IMPLEMENTASI MSER DAN OPTICAL CHARACTER RECOGNITION (OCR) UNTUK DETEKSI TEKS PADA GAMBAR
DOI:
https://doi.org/10.47111/jti.v20i1.24044Abstract
This research develops a text detection system in images by implementing the integration of Maximally Stable Extremal Regions (MSER) and Optical Character Recognition (OCR) methods. The main problem addressed is the limitation of text detection accuracy in images with complex background variations, different resolutions, and uneven lighting conditions. The research methodology involves data collection of 100 image samples from signboards in the surrounding environment, followed by preprocessing stages including MSER implementation for identifying stable regions with similar pixel intensity that potentially contain text, and OCR application for recognizing text from extracted regions.
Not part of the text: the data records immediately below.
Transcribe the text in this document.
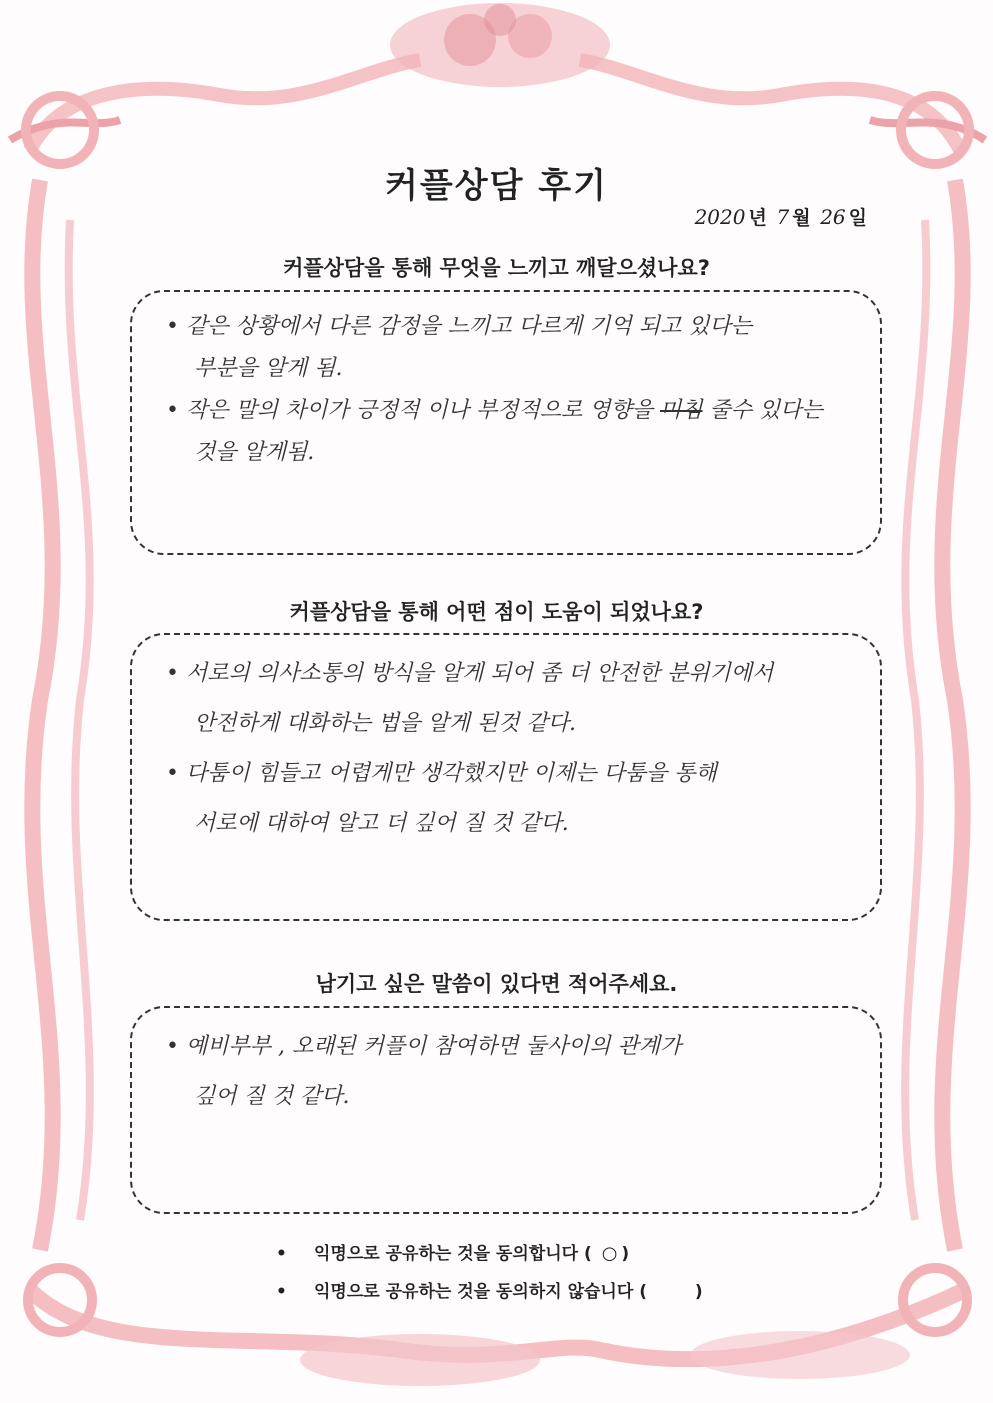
커플상담 후기
2020 년 7 월 26 일
커플상담을 통해 무엇을 느끼고 깨달으셨나요?

• 같은 상황에서 다른 감정을 느끼고 다르게 기억 되고 있다는

부분을 알게 됨.

• 작은 말의 차이가 긍정적 이나 부정적으로 영향을 미침 줄수 있다는

것을 알게됨.

커플상담을 통해 어떤 점이 도움이 되었나요?

• 서로의 의사소통의 방식을 알게 되어 좀 더 안전한 분위기에서

안전하게 대화하는 법을 알게 된것 같다.

• 다툼이 힘들고 어렵게만 생각했지만 이제는 다툼을 통해

서로에 대하여 알고 더 깊어 질 것 같다.

남기고 싶은 말씀이 있다면 적어주세요.

• 예비부부 , 오래된 커플이 참여하면 둘사이의 관계가

깊어 질 것 같다.

• 익명으로 공유하는 것을 동의합니다 ( ○ )
• 익명으로 공유하는 것을 동의하지 않습니다 (	)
The system testing was conducted using confusion matrix with precision, recall, and accuracy parameters. The research results show that the developed system successfully achieved high performance with precision of 98%, recall of 94%, and accuracy of 94%. The MSER method proved effective in detecting text candidate regions despite variations in font, size, and orientation, while OCR demonstrated good capability in character recognition from the detected regions. This integration provides a robust and practical solution for automatic text detection applications in various real-world scenarios.